Nourrir la France sans en vivre : ce que révèle l’Observatoire de la Rémunération Agricole Équitable

En France, près d’un agriculteur sur deux vit avec un revenu inférieur au SMIC. Ce n’est pas une statistique parmi d’autres : c’est le constat central de la première étude publiée par l’Observatoire de la Rémunération Agricole Équitable (ORAE), lancé par Max Havelaar France en avril 2026. Pendant que les débats se poursuivent à l’Assemblée nationale autour de la loi d’urgence agricole, cette étude pose une question que les textes de loi peinent à formuler clairement : comment se fait-il qu’une profession qui nourrit soixante-huit millions de personnes ne parvienne pas, dans tant de cas, à assurer sa propre subsistance ? Décryptage d’une réalité complexe, et des leviers qui permettent, concrètement, d’y répondre.

Un constat inédit : la moitié d’une profession sous le seuil du SMIC

Il existe, dans le débat public français, une forme de flottement autour de la question du revenu agricole.
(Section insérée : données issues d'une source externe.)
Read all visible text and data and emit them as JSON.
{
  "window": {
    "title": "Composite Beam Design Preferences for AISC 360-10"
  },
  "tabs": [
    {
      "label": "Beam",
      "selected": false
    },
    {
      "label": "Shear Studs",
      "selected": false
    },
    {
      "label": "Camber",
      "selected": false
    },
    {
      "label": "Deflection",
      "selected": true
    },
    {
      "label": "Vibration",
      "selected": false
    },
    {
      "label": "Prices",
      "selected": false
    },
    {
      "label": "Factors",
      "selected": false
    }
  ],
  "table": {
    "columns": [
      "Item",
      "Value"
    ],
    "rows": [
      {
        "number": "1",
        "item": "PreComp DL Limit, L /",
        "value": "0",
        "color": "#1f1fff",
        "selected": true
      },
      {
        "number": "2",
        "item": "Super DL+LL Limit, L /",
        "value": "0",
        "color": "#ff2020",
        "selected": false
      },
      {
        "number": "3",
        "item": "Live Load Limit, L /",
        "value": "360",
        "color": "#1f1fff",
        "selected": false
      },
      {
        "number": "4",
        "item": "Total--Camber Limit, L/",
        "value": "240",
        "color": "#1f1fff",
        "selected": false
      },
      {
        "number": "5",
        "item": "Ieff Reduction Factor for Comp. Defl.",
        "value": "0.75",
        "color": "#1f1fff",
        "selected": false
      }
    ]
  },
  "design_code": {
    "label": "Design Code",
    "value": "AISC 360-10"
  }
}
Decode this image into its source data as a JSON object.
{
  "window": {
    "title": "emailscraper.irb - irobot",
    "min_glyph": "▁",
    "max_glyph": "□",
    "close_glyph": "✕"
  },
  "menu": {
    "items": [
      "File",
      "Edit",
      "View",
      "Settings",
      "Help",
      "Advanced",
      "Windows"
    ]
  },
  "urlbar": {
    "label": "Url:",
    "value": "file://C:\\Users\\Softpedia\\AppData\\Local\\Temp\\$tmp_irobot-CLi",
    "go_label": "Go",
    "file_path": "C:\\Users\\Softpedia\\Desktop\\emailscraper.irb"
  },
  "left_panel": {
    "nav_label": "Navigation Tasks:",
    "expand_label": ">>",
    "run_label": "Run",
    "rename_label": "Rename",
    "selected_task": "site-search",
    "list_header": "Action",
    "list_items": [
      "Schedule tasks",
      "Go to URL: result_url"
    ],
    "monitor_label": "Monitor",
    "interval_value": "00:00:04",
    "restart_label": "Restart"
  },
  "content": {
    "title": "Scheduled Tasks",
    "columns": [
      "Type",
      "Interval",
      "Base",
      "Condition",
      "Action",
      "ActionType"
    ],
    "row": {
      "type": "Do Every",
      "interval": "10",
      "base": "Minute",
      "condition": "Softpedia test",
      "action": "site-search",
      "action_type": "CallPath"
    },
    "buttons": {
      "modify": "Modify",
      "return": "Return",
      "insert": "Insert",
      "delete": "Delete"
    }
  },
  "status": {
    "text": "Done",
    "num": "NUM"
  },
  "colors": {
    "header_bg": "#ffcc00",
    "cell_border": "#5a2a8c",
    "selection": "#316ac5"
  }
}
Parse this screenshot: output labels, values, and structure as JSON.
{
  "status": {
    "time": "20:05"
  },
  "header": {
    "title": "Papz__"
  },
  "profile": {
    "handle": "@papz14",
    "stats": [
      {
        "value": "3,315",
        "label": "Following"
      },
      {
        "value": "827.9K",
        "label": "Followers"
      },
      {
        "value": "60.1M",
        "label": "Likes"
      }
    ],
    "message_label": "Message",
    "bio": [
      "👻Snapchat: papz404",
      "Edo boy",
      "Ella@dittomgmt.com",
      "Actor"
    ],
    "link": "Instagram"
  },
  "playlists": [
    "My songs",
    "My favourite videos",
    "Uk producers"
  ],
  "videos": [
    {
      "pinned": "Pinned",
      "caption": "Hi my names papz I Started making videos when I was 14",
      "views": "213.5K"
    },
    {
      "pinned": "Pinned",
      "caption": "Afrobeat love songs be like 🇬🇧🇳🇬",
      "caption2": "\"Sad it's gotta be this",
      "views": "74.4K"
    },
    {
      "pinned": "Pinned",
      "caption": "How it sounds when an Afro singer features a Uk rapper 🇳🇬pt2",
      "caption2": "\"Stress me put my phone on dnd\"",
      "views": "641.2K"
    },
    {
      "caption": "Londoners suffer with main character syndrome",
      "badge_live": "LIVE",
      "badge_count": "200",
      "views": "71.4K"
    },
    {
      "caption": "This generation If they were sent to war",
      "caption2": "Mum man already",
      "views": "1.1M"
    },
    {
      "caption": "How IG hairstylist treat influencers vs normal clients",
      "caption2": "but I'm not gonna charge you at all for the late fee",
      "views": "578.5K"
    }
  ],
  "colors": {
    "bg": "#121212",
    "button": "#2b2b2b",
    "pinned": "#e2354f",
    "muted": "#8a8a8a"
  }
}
On parle volontiers d’aides, de subventions, de filières en crise ou de mauvaises années Mais… Rarement on pose la question aussi directement : combien gagne réellement un agriculteur ? Et ce qu’il gagne est-il suffisant pour vivre ?

 

C’est précisément l’angle qu’a choisi l’Observatoire de la Rémunération Agricole Équitable pour sa première étude, publiée le 28 avril 2026. En analysant les micro-données issues du Réseau d’Information Comptable Agricole (RICA) sur la période 2015-2024, soit plusieurs centaines de milliers d’exploitations agricoles françaises, les chercheurs ont produit un résultat aussi simple qu’accablant.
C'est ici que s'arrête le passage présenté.